Video annotation interpolation is a labeling technique that fills in an object's annotations on the frames between two manually labeled keyframes by estimating its position in each intermediate frame. It lets annotators label sparse keyframes and have the rest generated automatically.
Interpolation is the workhorse that makes video annotation affordable. Instead of drawing a box on all 1,800 frames of a clip, an annotator labels the object on a handful of keyframes, the start, the end, and a few turning points, and the tool computes its position on every frame in between.
The simplest form is linear interpolation, where the box moves in a straight line at a steady rate between keyframes, and the annotator adds keyframes wherever the motion is not linear. The result is full per-frame labels from a fraction of the manual work.
Key takeaways
Interpolation generates labels on intermediate frames from manually labeled keyframes.
It turns labeling thousands of frames into labeling a few, with the tool filling the gaps.
Accuracy depends on keyframe placement, so you add keyframes wherever motion changes.
What interpolation provides
How interpolation fills the frames between keyframes.

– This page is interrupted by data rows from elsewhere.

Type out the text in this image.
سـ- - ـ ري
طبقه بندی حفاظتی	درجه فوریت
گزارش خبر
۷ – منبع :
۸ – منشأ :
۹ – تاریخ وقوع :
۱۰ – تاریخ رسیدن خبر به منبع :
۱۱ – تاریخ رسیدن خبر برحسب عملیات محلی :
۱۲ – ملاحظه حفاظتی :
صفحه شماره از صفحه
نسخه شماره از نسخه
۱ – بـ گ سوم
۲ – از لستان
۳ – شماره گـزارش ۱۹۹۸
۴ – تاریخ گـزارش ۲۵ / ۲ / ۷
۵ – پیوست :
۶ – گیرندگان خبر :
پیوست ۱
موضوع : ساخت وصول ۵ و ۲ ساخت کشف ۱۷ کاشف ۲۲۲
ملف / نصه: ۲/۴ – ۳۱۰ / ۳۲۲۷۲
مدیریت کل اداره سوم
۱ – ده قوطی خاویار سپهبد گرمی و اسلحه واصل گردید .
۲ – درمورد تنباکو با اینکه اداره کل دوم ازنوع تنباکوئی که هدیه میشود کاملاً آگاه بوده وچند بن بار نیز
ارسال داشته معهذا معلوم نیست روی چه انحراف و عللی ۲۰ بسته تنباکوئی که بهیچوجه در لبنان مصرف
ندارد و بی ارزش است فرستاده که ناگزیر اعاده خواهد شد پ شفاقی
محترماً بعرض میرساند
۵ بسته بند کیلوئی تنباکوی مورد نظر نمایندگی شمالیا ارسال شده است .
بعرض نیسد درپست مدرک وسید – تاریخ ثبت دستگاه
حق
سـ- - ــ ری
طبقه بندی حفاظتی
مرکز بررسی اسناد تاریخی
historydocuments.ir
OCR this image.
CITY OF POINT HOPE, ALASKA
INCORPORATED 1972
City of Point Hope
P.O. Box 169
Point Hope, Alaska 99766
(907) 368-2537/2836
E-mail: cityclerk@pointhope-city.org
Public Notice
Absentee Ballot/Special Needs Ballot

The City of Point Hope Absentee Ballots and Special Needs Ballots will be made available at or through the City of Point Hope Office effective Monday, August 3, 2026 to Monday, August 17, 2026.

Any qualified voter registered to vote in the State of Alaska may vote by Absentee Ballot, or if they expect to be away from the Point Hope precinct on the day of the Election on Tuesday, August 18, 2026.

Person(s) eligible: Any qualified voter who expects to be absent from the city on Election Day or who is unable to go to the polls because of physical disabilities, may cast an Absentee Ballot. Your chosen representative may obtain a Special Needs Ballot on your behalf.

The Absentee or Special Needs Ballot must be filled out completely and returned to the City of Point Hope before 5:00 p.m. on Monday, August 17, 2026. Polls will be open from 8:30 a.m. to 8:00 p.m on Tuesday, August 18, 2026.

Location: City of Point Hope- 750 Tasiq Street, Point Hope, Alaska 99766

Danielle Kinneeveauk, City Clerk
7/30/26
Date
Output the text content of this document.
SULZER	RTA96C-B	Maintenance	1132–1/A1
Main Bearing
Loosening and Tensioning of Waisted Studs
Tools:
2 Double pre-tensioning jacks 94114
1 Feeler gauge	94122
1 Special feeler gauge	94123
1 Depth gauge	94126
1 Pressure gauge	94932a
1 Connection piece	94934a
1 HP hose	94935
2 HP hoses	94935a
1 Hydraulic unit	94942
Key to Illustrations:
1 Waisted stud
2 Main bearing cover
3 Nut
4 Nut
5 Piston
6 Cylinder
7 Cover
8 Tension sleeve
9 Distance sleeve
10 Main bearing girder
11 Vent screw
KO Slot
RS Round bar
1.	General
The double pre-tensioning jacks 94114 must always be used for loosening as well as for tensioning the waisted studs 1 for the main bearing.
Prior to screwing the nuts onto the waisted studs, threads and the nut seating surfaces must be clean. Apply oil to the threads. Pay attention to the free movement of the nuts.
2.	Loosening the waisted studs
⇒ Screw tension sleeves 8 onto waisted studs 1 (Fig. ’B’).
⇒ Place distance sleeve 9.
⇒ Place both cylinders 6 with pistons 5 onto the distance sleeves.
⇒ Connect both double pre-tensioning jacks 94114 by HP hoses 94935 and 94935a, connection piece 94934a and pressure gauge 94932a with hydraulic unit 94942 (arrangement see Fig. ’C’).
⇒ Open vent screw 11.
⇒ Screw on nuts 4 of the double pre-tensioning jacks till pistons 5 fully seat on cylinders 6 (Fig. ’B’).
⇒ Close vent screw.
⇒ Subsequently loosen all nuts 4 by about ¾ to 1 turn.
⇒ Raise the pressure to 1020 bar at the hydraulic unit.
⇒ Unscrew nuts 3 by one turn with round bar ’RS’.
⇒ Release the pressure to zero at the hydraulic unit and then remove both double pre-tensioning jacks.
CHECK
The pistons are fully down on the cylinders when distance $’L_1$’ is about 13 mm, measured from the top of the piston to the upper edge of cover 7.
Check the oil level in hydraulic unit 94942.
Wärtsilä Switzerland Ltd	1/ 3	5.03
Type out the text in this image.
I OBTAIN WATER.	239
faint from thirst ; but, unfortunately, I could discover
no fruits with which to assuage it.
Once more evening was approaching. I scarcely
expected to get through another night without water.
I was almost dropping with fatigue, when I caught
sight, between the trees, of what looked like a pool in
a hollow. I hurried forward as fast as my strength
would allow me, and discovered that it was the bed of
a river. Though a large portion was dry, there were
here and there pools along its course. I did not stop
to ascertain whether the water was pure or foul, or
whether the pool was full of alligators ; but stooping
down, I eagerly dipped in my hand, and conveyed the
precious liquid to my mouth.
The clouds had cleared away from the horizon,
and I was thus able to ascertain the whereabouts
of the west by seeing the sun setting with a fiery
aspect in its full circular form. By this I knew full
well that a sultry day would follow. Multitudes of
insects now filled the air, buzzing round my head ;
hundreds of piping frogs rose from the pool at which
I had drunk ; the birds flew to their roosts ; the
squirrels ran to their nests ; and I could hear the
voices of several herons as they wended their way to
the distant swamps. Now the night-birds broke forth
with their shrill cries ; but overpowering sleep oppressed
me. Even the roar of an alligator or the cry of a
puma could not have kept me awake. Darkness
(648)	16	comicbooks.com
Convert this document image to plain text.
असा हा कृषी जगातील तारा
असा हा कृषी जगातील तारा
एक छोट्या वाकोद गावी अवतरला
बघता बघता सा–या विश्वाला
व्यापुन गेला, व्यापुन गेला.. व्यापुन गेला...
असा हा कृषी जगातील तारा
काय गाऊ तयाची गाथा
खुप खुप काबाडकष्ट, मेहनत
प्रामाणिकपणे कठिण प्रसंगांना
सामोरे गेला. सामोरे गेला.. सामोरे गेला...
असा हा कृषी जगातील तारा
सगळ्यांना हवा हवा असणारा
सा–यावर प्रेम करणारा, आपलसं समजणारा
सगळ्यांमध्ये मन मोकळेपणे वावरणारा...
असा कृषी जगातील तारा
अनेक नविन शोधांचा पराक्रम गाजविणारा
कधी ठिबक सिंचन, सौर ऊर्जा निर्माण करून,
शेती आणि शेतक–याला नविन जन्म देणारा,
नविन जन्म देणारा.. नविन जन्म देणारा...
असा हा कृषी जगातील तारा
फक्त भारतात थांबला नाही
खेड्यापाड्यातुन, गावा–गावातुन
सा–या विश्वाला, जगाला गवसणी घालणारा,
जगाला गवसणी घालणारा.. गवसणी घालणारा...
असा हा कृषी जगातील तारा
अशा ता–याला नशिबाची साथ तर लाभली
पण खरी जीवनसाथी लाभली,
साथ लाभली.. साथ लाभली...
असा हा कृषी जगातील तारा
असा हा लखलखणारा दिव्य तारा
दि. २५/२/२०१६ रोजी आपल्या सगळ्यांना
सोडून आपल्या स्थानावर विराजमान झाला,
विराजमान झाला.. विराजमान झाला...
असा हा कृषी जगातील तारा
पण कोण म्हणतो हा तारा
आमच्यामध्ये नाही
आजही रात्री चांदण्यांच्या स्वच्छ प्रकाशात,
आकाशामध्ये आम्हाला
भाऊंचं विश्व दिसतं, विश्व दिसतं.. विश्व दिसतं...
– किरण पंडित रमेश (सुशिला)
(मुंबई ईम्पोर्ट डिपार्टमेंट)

How interpolation fills the frames between keyframes.
Step
What happens
Keyframes
The annotator labels an object on selected frames
Interpolation
The tool estimates the object's box or mask on the frames between them, usually linearly
Correction
The annotator adds keyframes where the interpolated path drifts from the object
Interpolation vs propagation
Interpolation is geometric estimation between human labels, propagation (SAM 2) predicts frames with a model
How it works
You set keyframes and the labels fill in between, then scrub the timeline and fix where they drift. In FiftyOne, video labels are stored per frame, so interpolated and corrected annotations live alongside each other and can be reviewed across the whole clip.
Why it matters
Interpolation is the difference between video annotation being feasible and being prohibitively expensive. Its quality is entirely a function of where keyframes go, and the common mistake is spacing them evenly. Motion is not uniform, an object sits still, then darts, so evenly spaced keyframes over-label the still parts and under-label the fast ones, producing boxes that lag or overshoot exactly during the moments that matter. Smart keyframing follows the motion, dense where it changes, sparse where it does not.
Frequently asked questions
What is interpolation in video annotation?
Generating an object's labels on frames between keyframes by estimating its position, so you only hand-label keyframes.
What is the difference between interpolation and propagation?
Interpolation estimates geometrically between human-labeled keyframes. Propagation uses a model to predict frames, like SAM 2.
How many keyframes do you need?
As many as the motion requires, more where the object's path changes, fewer where it moves steadily.